Victims and survivors of child sexual abuse are being invited to share their experiences in confidence with the Truth Project in North Wales this October.

Victims and survivors of child sexual abuse are being invited to share their experiences in confidence with the Truth Project in North Wales this October.

The Truth Project, which is part of the Independent Inquiry into Child Sexual Abuse, gives individuals who experienced sexual abuse as a child the chance to describe what happened to them and how institutions failed to protect them. They are also welcome to make suggestions about what can be done to prevent the same abuse occurring in the future.

All victims and survivors of child sexual abuse are welcome to attend a one-to-one session with a trained facilitator at either Bangor or Caernarfon.

The Truth Project was designed in consultation with victims and survivors to ensure each session is held in a supportive environment which puts their needs first. Victims and survivors are able to disclose as much or as little detail as they wish during their confidential session. There is information in the notes to editors about how to book a Truth Project session.

The Inquiry was set up to investigate whether public bodies or other non-state institutions failed in their duty to protect children from child sexual abuse.

Information gathered in Truth Project sessions will be used to shape the Inquiry’s  recommendations to the government about how institutions can better protect children from sexual abuse.

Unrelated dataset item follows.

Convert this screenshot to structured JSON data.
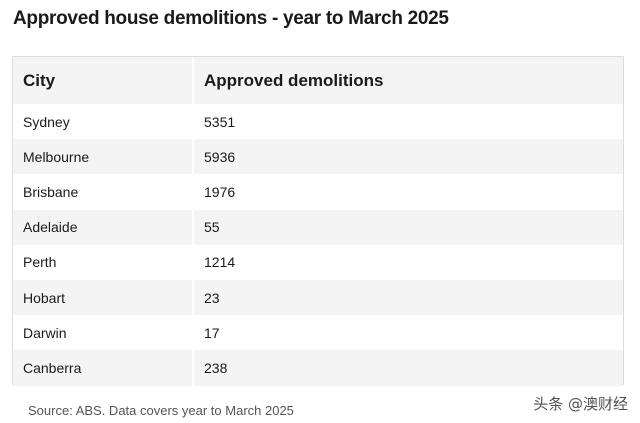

The Inquiry has now appointed a new member of the Victims and Survivors’ Consultative Panel (VSCP), Emma Lewis. Emma, 37, a community development worker from Swansea, is the first member of the panel who is from Wales. A second Welsh member of the panel, which assists and advises the Inquiry, will be announced in due course.

Emma said: "Victims and survivors of child sexual abuse don’t always have a place to express their thoughts, ideas and feelings especially in North Wales which has lots of rural communities. The Truth Project is somewhere people can share their experiences, without being judged, questioned or challenged. Talking about what happened to me wasn’t easy - I know that it can take a lot out of someone but the Truth Project is designed to make the process as easy as possible. It is also an opportunity for victims and survivors to make suggestions about how to protect children from sexual abuse in the future.”

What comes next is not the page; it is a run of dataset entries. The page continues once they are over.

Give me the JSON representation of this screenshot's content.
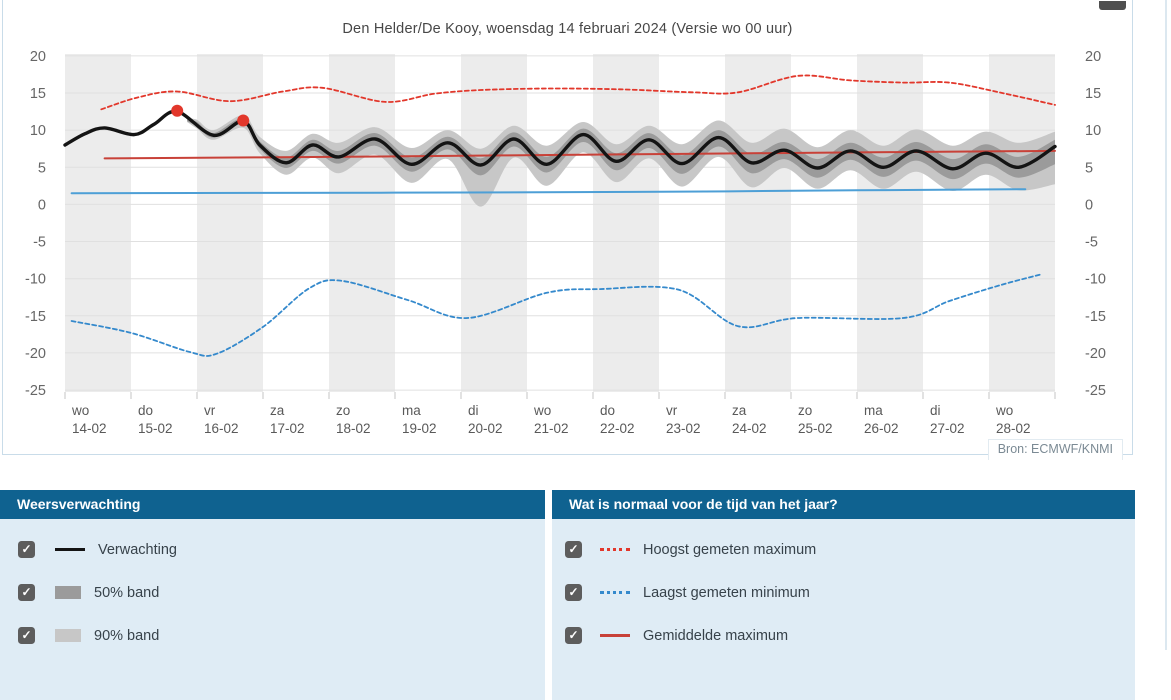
{
  "page": {
    "source": "Bron: ECMWF/KNMI"
  },
  "colors": {
    "header_bar": "#0f6290",
    "panel_background": "#dfecf5",
    "card_border": "#c9dce9",
    "grid": "#e0e0e0",
    "day_column": "#ececec",
    "forecast_black": "#141414",
    "band50": "#9b9b9b",
    "band90": "#c7c7c7",
    "red_dashed": "#e2372b",
    "red_solid": "#c84138",
    "blue_dashed": "#3489cc",
    "blue_solid": "#4d9fd6",
    "marker_red": "#e2372b",
    "axis_text": "#666666",
    "xlabel_text": "#595959"
  },
  "chart_data": {
    "type": "line",
    "title": "Den Helder/De Kooy, woensdag 14 februari 2024 (Versie wo 00 uur)",
    "ylim": [
      -25,
      20
    ],
    "yticks": [
      20,
      15,
      10,
      5,
      0,
      -5,
      -10,
      -15,
      -20,
      -25
    ],
    "grid": "on",
    "x_axis": {
      "unit": "days",
      "days": [
        {
          "name": "wo",
          "date": "14-02"
        },
        {
          "name": "do",
          "date": "15-02"
        },
        {
          "name": "vr",
          "date": "16-02"
        },
        {
          "name": "za",
          "date": "17-02"
        },
        {
          "name": "zo",
          "date": "18-02"
        },
        {
          "name": "ma",
          "date": "19-02"
        },
        {
          "name": "di",
          "date": "20-02"
        },
        {
          "name": "wo",
          "date": "21-02"
        },
        {
          "name": "do",
          "date": "22-02"
        },
        {
          "name": "vr",
          "date": "23-02"
        },
        {
          "name": "za",
          "date": "24-02"
        },
        {
          "name": "zo",
          "date": "25-02"
        },
        {
          "name": "ma",
          "date": "26-02"
        },
        {
          "name": "di",
          "date": "27-02"
        },
        {
          "name": "wo",
          "date": "28-02"
        }
      ]
    },
    "band90": {
      "t": [
        1.85,
        2.0,
        2.25,
        2.7,
        2.95,
        3.35,
        3.75,
        4.15,
        4.7,
        5.25,
        5.8,
        6.3,
        6.8,
        7.3,
        7.85,
        8.35,
        8.85,
        9.35,
        9.9,
        10.4,
        10.9,
        11.4,
        11.9,
        12.4,
        12.9,
        13.45,
        13.95,
        14.45,
        15
      ],
      "lo": [
        11.1,
        10.2,
        8.7,
        10.3,
        6.9,
        4.0,
        6.3,
        4.2,
        6.7,
        2.9,
        6.1,
        -0.3,
        6.3,
        2.5,
        7.0,
        3.0,
        6.2,
        2.4,
        6.4,
        2.3,
        4.9,
        2.1,
        4.6,
        2.1,
        4.4,
        1.8,
        4.0,
        1.9,
        2.7
      ],
      "hi": [
        11.5,
        11.4,
        10.0,
        12.0,
        9.1,
        7.2,
        9.5,
        8.3,
        10.4,
        7.6,
        10.0,
        7.5,
        10.6,
        7.9,
        11.1,
        8.1,
        10.6,
        8.1,
        11.3,
        8.3,
        10.2,
        7.7,
        10.0,
        7.9,
        10.1,
        7.9,
        9.8,
        8.3,
        9.8
      ]
    },
    "band50": {
      "t": [
        1.85,
        2.0,
        2.25,
        2.7,
        2.95,
        3.35,
        3.75,
        4.15,
        4.7,
        5.25,
        5.8,
        6.3,
        6.8,
        7.3,
        7.85,
        8.35,
        8.85,
        9.35,
        9.9,
        10.4,
        10.9,
        11.4,
        11.9,
        12.4,
        12.9,
        13.45,
        13.95,
        14.45,
        15
      ],
      "lo": [
        11.2,
        10.5,
        9.0,
        10.8,
        7.5,
        4.9,
        7.2,
        5.5,
        7.9,
        4.4,
        7.4,
        3.9,
        7.8,
        4.3,
        8.4,
        4.6,
        7.6,
        4.1,
        7.8,
        4.2,
        6.1,
        3.6,
        6.0,
        3.7,
        5.9,
        3.4,
        5.5,
        3.6,
        5.4
      ],
      "hi": [
        11.4,
        11.1,
        9.6,
        11.6,
        8.5,
        6.3,
        8.7,
        7.2,
        9.6,
        6.3,
        9.1,
        6.2,
        9.7,
        6.4,
        10.2,
        6.9,
        9.6,
        6.6,
        10.0,
        6.8,
        8.4,
        6.1,
        8.3,
        6.3,
        8.4,
        6.1,
        8.1,
        6.4,
        8.7
      ]
    },
    "series": [
      {
        "id": "blue-solid-line",
        "name": "",
        "color": "#4d9fd6",
        "width": 2,
        "points": [
          [
            0.1,
            1.5
          ],
          [
            3,
            1.55
          ],
          [
            6,
            1.6
          ],
          [
            9,
            1.7
          ],
          [
            12,
            1.9
          ],
          [
            13.8,
            2.0
          ],
          [
            14.55,
            2.05
          ]
        ]
      },
      {
        "id": "gemiddelde-maximum",
        "name": "Gemiddelde maximum",
        "color": "#c84138",
        "width": 2,
        "points": [
          [
            0.6,
            6.2
          ],
          [
            4,
            6.4
          ],
          [
            8,
            6.7
          ],
          [
            12,
            7.0
          ],
          [
            15,
            7.2
          ]
        ]
      },
      {
        "id": "hoogst-gemeten-maximum",
        "name": "Hoogst gemeten maximum",
        "color": "#e2372b",
        "width": 1.8,
        "dash": "4,3",
        "points": [
          [
            0.55,
            12.8
          ],
          [
            1.1,
            14.4
          ],
          [
            1.7,
            15.2
          ],
          [
            2.5,
            13.9
          ],
          [
            3.3,
            15.2
          ],
          [
            3.9,
            15.7
          ],
          [
            4.85,
            13.8
          ],
          [
            5.6,
            14.9
          ],
          [
            6.3,
            15.4
          ],
          [
            7.3,
            15.6
          ],
          [
            8.4,
            15.5
          ],
          [
            9.5,
            15.1
          ],
          [
            10.2,
            15.1
          ],
          [
            11.1,
            17.3
          ],
          [
            11.9,
            16.7
          ],
          [
            12.7,
            16.4
          ],
          [
            13.4,
            16.4
          ],
          [
            14.2,
            15.0
          ],
          [
            15,
            13.4
          ]
        ]
      },
      {
        "id": "laagst-gemeten-minimum",
        "name": "Laagst gemeten minimum",
        "color": "#3489cc",
        "width": 1.8,
        "dash": "4,3",
        "points": [
          [
            0.1,
            -15.7
          ],
          [
            1.0,
            -17.3
          ],
          [
            1.9,
            -19.9
          ],
          [
            2.3,
            -20.1
          ],
          [
            3.0,
            -16.5
          ],
          [
            3.7,
            -11.3
          ],
          [
            4.2,
            -10.3
          ],
          [
            5.2,
            -12.9
          ],
          [
            6.1,
            -15.3
          ],
          [
            7.3,
            -11.9
          ],
          [
            8.1,
            -11.4
          ],
          [
            9.3,
            -11.5
          ],
          [
            10.2,
            -16.4
          ],
          [
            11.1,
            -15.3
          ],
          [
            12.7,
            -15.3
          ],
          [
            13.4,
            -13.0
          ],
          [
            14.2,
            -10.8
          ],
          [
            14.8,
            -9.4
          ]
        ]
      },
      {
        "id": "verwachting",
        "name": "Verwachting",
        "color": "#141414",
        "width": 3.4,
        "points": [
          [
            0,
            8.0
          ],
          [
            0.3,
            9.5
          ],
          [
            0.6,
            10.3
          ],
          [
            1.05,
            9.4
          ],
          [
            1.35,
            10.8
          ],
          [
            1.7,
            12.5
          ],
          [
            2.25,
            9.3
          ],
          [
            2.7,
            11.2
          ],
          [
            2.95,
            8.0
          ],
          [
            3.35,
            5.6
          ],
          [
            3.75,
            8.0
          ],
          [
            4.15,
            6.4
          ],
          [
            4.7,
            8.8
          ],
          [
            5.25,
            5.4
          ],
          [
            5.8,
            8.3
          ],
          [
            6.3,
            5.3
          ],
          [
            6.8,
            8.8
          ],
          [
            7.3,
            5.4
          ],
          [
            7.85,
            9.4
          ],
          [
            8.35,
            5.8
          ],
          [
            8.85,
            8.7
          ],
          [
            9.35,
            5.5
          ],
          [
            9.9,
            9.0
          ],
          [
            10.4,
            5.6
          ],
          [
            10.9,
            7.3
          ],
          [
            11.4,
            4.9
          ],
          [
            11.9,
            7.2
          ],
          [
            12.4,
            5.0
          ],
          [
            12.9,
            7.2
          ],
          [
            13.45,
            4.8
          ],
          [
            13.95,
            6.9
          ],
          [
            14.45,
            5.0
          ],
          [
            15,
            7.8
          ]
        ]
      }
    ],
    "markers": {
      "color": "#e2372b",
      "radius": 6,
      "points": [
        [
          1.7,
          12.6
        ],
        [
          2.7,
          11.3
        ]
      ]
    }
  },
  "legend": {
    "left": {
      "title": "Weersverwachting",
      "items": [
        {
          "label": "Verwachting",
          "swatch": "line-black",
          "checked": true
        },
        {
          "label": "50% band",
          "swatch": "band-dark",
          "checked": true
        },
        {
          "label": "90% band",
          "swatch": "band-light",
          "checked": true
        }
      ]
    },
    "right": {
      "title": "Wat is normaal voor de tijd van het jaar?",
      "items": [
        {
          "label": "Hoogst gemeten maximum",
          "swatch": "dotted-red",
          "checked": true
        },
        {
          "label": "Laagst gemeten minimum",
          "swatch": "dotted-blue",
          "checked": true
        },
        {
          "label": "Gemiddelde maximum",
          "swatch": "line-red",
          "checked": true
        }
      ]
    }
  }
}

Drusilla Sharpling CBE, Inquiry Panel member and Head of the Truth Project said: "Victims and survivors of child sexual abuse are placed at the heart of the Truth Project. We want to listen to victims and survivors, understand their experiences and learn from them. Their input will help us stop the same patterns of abuse occurring in the future.

“So I would like to say to any victims and survivors who are thinking of contacting the Truth Project, we will listen to you, we will treat you with respect and what you tell us will help us protect future generations of children.”